My Vasectomy Reversal

Last week, the first trimester genetic testing was completed.  The first trimester combined screen is made up of a blood test and an ultrasound, which together, can be used to estimate the risk of the fetus having Down Syndrome or another triosomy (extra chromosome).   For the blood test, I had to prick my finger at home, place the blood onto a form, and mail the sheet off to a lab in New York.  For the ultrasound, Rich and I left our small town and drove 2 and 1/2 hours to a University affiliated doc, since our small town doc doesn’t offer this service. The ultrasound measures the thickness of the nuchal fold (the tissue at the back of the baby’s neck) to determine risk of Down Syndrome.

I definitely had mixed feelings about this test.  Mostly, my reservations were about the outcome of this test.  If our baby had Down’s Syndrome, do I really want to know?  How is this information going to change things or affect this pregnancy?  I’m pretty sure I’d still want to have the baby, but I’m not sure Rich feels the same way.  We’d have some issues to work out if we got bad news, that’s for sure.  On the other hand, I always like getting ultrasounds.  Since it’s way too early to feel the baby, I like the reassurance of being able to see it moving around and hearing the heartbeat.  And since a friend said she learned the gender of her baby at the first trimester screen, I was hoping maybe we’d find out if we needed to focus on picking boy names or girl names.  Of course it’s also nice if the results are positive and we learn that the risk of a problem is low.

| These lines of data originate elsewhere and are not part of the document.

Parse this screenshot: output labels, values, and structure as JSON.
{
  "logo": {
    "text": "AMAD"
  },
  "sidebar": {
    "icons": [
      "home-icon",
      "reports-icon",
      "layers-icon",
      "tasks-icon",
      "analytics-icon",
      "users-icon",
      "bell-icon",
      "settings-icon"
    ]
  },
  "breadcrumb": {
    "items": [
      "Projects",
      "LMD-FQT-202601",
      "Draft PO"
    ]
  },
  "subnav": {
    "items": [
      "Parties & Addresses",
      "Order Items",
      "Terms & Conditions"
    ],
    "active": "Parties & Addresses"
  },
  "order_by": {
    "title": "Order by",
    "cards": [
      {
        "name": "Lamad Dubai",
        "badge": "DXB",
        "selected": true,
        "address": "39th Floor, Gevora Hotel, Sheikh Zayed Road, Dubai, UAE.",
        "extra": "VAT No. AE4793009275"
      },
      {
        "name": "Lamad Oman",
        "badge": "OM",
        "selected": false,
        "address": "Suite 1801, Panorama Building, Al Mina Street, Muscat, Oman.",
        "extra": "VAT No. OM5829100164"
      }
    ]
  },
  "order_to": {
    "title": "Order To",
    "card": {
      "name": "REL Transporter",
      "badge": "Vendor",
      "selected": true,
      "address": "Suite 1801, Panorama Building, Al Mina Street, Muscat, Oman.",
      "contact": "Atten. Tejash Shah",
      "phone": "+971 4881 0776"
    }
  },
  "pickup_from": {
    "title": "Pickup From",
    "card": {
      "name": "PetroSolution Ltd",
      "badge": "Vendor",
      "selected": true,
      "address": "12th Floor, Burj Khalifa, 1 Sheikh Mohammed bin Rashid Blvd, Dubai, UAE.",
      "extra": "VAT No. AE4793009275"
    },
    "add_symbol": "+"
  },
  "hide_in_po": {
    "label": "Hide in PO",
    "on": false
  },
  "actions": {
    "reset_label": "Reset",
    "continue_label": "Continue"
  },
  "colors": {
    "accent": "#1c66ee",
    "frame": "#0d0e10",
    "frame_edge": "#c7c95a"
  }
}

The appointment starts out with a meeting with the genetic counselor.  She reviewed our family histories, asking about any heritable diseases in our family trees.  In general, we both have healthy families, except for one thing.  My sister had an anecephalic child.  Since this is a neural tube defect, our risk of other neural tube defects (like spina bifida) is higher.  I’m actually not worried about it, since my sister’s child was born more than 20 years ago, before it was common knowledge that folic acid lowers the risk of neural tube defects. The genetic counselor said that they can’t really assess the risk of neural tube defects with this test, so she encouraged us to have the second trimester screening when it’s time. 

After the genetic counseling, it’s on to the ultrasound.  It was great to be able to see our little one moving around.  I always love seeing that things are on track.  Unfortunately, we were told it’s too early to determine gender.  At this point, the University doc said, all babies have a bump between their legs.  We just have to wait and see if it shrinks or grows!  I’m not good at patience, but I guess I can wait a little longer.

When the ultrasound was done, it was back to the genetic counselor, who combined the data from the blood test with data from the ultrasound, and determined the risk of problems.  For us, the risk of Down Syndrome is as low as they go!  Yay!  So that’s one less thing to worry about.  As I said, I’m not really worried about neural tube defects, and since the second trimester is basically here, I think I’m starting to relax.